SALT LAKE CITY — A local band will celebrate its recent signing with Atlantic Records and the release of its self-titled EP with a performance Saturday, Nov. 12, at The State Room, 638 S. State St. Door open at 8 p.m.
After three years, one Rolling Stone magazine contest, an international tour and two self-released full-length albums, Utah-born rock band Fictionist has signed to Atlantic Records.
The band joined the roster on the heels of Rolling Stone's "Do You Wanna Be A Rock & Roll Star" contest, in which the magazine enlisted consumer votes to choose the first band or artist not signed with a major label to appear on the cover. Fictionist competed against 16 other artists from around the country and placed among the final four contestants.
"We are very honored to join the roster of legendary musicians at Atlantic Records," said Stuart Maxfield, Fictionist lead singer, bassist and songwriter. "Signing a record deal is something we have worked really hard for over the past three years as members of Fictionist, and most of our lives in our individual musical pursuits. We can't wait to refine our sound and explore new horizons under the artful direction of Atlantic."

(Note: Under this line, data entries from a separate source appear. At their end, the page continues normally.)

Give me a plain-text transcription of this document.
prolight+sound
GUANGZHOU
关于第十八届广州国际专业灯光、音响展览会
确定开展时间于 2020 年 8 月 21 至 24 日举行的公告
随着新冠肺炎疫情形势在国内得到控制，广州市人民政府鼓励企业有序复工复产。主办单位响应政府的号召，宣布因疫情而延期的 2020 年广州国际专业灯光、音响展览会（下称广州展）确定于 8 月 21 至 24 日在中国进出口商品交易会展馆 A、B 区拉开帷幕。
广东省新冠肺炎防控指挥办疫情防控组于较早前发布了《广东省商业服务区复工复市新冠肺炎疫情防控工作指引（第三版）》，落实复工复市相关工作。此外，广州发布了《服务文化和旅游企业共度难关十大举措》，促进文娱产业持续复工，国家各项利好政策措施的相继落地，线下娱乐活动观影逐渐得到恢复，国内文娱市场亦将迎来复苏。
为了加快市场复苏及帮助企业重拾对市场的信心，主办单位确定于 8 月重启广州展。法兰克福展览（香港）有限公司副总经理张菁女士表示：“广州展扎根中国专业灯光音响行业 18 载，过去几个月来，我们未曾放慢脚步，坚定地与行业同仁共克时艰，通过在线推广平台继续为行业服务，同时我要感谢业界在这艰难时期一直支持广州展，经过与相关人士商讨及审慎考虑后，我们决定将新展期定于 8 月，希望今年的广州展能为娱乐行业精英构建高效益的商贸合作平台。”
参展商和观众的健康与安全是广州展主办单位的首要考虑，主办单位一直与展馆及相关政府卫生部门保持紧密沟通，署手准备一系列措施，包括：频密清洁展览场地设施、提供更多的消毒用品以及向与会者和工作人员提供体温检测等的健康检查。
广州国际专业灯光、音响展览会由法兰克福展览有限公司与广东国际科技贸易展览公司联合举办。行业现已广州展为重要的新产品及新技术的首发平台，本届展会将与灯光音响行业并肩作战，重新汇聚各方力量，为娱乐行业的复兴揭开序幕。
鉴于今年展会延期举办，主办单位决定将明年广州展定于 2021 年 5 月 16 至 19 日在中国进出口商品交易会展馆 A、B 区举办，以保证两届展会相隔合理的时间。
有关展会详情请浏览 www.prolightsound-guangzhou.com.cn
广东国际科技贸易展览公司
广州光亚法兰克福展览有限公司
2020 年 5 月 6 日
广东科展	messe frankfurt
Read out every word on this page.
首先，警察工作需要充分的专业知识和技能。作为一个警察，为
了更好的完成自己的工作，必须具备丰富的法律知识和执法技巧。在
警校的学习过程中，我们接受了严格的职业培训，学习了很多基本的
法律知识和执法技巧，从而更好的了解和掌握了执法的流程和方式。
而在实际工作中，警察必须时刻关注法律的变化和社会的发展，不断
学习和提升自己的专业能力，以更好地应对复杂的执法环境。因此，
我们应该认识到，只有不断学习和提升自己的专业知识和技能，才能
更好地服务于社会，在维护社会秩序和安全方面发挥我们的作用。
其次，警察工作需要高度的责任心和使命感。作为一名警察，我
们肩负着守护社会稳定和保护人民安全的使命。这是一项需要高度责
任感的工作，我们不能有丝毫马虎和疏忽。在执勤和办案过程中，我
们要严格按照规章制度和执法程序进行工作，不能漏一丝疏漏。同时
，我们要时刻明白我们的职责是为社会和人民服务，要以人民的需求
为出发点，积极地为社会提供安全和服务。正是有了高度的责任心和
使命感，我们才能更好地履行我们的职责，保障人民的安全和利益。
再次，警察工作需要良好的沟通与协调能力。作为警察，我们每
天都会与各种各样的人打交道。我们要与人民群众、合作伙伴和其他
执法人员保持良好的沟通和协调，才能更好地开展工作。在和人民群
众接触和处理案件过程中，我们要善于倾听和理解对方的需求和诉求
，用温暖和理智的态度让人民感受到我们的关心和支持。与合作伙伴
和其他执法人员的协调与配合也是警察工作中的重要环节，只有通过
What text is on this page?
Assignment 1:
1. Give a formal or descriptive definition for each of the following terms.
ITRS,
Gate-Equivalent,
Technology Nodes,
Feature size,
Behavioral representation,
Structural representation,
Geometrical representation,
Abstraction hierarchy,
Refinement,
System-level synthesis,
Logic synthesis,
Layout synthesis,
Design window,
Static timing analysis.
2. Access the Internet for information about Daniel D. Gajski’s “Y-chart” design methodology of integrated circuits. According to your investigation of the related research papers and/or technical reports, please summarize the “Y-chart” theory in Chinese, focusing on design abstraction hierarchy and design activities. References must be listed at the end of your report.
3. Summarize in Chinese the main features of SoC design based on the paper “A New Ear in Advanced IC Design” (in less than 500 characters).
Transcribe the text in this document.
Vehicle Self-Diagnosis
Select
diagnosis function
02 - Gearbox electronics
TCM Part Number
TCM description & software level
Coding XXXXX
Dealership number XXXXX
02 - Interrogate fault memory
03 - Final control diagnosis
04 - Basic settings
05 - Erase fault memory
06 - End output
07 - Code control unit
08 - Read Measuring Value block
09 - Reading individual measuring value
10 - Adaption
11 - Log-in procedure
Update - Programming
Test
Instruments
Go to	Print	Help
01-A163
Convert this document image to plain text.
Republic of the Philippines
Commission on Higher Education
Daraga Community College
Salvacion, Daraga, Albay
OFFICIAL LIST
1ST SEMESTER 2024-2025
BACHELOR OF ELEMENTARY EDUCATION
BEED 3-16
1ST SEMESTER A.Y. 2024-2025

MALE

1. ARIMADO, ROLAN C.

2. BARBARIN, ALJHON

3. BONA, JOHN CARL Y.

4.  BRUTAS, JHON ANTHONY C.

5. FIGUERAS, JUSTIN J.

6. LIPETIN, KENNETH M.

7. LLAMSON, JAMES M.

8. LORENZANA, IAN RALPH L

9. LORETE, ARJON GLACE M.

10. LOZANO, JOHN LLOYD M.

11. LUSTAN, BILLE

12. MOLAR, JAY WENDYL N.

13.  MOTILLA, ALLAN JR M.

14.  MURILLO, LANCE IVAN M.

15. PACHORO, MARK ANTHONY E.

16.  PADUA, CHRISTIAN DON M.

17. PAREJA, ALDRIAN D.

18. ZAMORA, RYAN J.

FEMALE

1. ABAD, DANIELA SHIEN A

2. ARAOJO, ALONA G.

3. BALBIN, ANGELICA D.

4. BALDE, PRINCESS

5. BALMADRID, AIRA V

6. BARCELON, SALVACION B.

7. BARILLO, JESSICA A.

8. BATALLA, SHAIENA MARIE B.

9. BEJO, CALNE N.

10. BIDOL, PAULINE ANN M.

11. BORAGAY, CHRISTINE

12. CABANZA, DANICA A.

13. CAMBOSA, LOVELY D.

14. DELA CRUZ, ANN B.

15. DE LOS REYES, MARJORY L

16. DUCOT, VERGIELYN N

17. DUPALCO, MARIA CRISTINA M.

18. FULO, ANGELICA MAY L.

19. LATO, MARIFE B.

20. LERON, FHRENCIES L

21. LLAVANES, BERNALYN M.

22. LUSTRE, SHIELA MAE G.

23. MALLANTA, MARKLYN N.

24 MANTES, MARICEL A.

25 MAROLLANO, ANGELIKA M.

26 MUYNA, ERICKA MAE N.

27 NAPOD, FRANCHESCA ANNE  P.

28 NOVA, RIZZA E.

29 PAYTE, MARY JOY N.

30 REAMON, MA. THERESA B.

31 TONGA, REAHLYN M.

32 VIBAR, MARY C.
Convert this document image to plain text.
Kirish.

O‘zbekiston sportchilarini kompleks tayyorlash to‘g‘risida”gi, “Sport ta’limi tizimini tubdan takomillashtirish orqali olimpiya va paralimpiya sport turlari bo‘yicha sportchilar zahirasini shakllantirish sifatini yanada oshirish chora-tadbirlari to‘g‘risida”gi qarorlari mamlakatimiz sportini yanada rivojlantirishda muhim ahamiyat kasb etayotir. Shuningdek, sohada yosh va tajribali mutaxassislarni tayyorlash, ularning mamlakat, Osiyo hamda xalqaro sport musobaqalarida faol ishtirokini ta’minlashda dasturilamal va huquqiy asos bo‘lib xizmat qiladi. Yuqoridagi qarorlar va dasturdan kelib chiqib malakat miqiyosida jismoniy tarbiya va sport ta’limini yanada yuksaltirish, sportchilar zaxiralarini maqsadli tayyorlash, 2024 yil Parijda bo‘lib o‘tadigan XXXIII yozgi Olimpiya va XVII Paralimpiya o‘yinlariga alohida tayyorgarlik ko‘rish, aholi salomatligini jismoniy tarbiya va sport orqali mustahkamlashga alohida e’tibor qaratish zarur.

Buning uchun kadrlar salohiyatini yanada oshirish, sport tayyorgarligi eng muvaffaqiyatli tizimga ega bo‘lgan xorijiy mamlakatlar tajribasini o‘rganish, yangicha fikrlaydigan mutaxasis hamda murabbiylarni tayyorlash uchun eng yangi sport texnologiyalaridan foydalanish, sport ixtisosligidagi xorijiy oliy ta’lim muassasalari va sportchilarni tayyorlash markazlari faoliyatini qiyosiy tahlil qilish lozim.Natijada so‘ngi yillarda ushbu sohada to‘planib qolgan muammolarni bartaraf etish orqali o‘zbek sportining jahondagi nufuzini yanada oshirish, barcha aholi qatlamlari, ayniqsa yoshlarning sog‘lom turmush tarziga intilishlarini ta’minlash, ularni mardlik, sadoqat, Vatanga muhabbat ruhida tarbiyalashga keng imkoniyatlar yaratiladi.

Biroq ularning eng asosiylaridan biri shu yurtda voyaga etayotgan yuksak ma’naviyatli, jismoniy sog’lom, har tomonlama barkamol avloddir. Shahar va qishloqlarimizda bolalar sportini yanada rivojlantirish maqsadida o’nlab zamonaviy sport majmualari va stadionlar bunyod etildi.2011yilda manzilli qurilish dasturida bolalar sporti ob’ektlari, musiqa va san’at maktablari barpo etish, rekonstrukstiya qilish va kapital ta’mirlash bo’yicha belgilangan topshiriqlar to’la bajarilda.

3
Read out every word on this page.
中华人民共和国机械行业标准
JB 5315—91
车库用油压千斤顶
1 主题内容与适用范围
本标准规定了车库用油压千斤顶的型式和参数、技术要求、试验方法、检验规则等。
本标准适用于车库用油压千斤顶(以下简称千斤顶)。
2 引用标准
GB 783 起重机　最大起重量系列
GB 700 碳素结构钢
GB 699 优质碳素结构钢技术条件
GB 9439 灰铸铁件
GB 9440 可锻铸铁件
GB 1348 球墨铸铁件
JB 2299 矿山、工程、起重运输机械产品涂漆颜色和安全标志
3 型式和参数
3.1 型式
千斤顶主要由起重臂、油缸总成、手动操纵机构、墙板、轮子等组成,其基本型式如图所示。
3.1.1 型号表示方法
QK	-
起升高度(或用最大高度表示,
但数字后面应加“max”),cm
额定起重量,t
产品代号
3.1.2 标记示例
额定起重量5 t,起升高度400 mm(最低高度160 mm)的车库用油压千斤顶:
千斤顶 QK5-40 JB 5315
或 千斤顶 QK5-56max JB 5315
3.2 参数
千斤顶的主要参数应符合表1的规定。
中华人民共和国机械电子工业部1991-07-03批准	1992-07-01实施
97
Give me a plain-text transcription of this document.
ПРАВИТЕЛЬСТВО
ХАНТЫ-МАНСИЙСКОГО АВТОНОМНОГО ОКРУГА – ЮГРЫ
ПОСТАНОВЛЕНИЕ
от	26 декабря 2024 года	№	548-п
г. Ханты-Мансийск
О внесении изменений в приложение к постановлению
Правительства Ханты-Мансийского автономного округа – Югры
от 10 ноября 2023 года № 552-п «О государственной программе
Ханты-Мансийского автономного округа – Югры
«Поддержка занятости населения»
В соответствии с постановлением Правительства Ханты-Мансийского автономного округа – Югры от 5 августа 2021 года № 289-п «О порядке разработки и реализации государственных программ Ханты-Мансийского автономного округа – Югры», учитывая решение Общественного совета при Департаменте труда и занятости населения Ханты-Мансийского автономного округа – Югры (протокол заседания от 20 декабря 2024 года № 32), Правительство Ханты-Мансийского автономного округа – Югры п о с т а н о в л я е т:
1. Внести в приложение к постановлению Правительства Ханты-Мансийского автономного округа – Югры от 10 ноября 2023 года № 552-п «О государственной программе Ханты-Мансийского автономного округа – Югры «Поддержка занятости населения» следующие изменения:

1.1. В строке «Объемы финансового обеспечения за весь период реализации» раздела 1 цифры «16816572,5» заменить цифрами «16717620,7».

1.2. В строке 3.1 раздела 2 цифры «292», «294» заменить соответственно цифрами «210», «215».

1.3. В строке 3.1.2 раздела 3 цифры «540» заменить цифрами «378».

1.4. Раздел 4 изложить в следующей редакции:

Fictionist is Maxfield on lead vocals and bass, Robbie Connolly on lead guitar, Brandon Kitterman on rhythm guitar and synthesizers, Jacob Jones on keys, and Aaron Anderson on drums. Their music is described as "atmospheric space rock" while tipping their hats to classic rockers like Pink Floyd and The Beatles and drawing from modern influences like Radiohead and Wilco.
Maxfield, Kitterman, and Connolly were born and raised in Salt Lake City and played in a band together while attending West and East high schools. Meanwhile, Anderson and Jones had formed their own band in Sacramento, Calif. Fictionist formed not long after Jones and Maxfield met while studying music at BYU in 2005. Since then, Provo has been considered home base as the band has toured up and down the Western United States.
"We are proud to be from Utah and excited to draw even more attention to the phenomenal talent and music scene thriving in this state," Jones said. "We owe a lot of our present success to the help and generosity of Utah's great music venues, promoters, bloggers, radio stations, producers, engineers, and of course, the incredible fans. We know we could not have done this alone."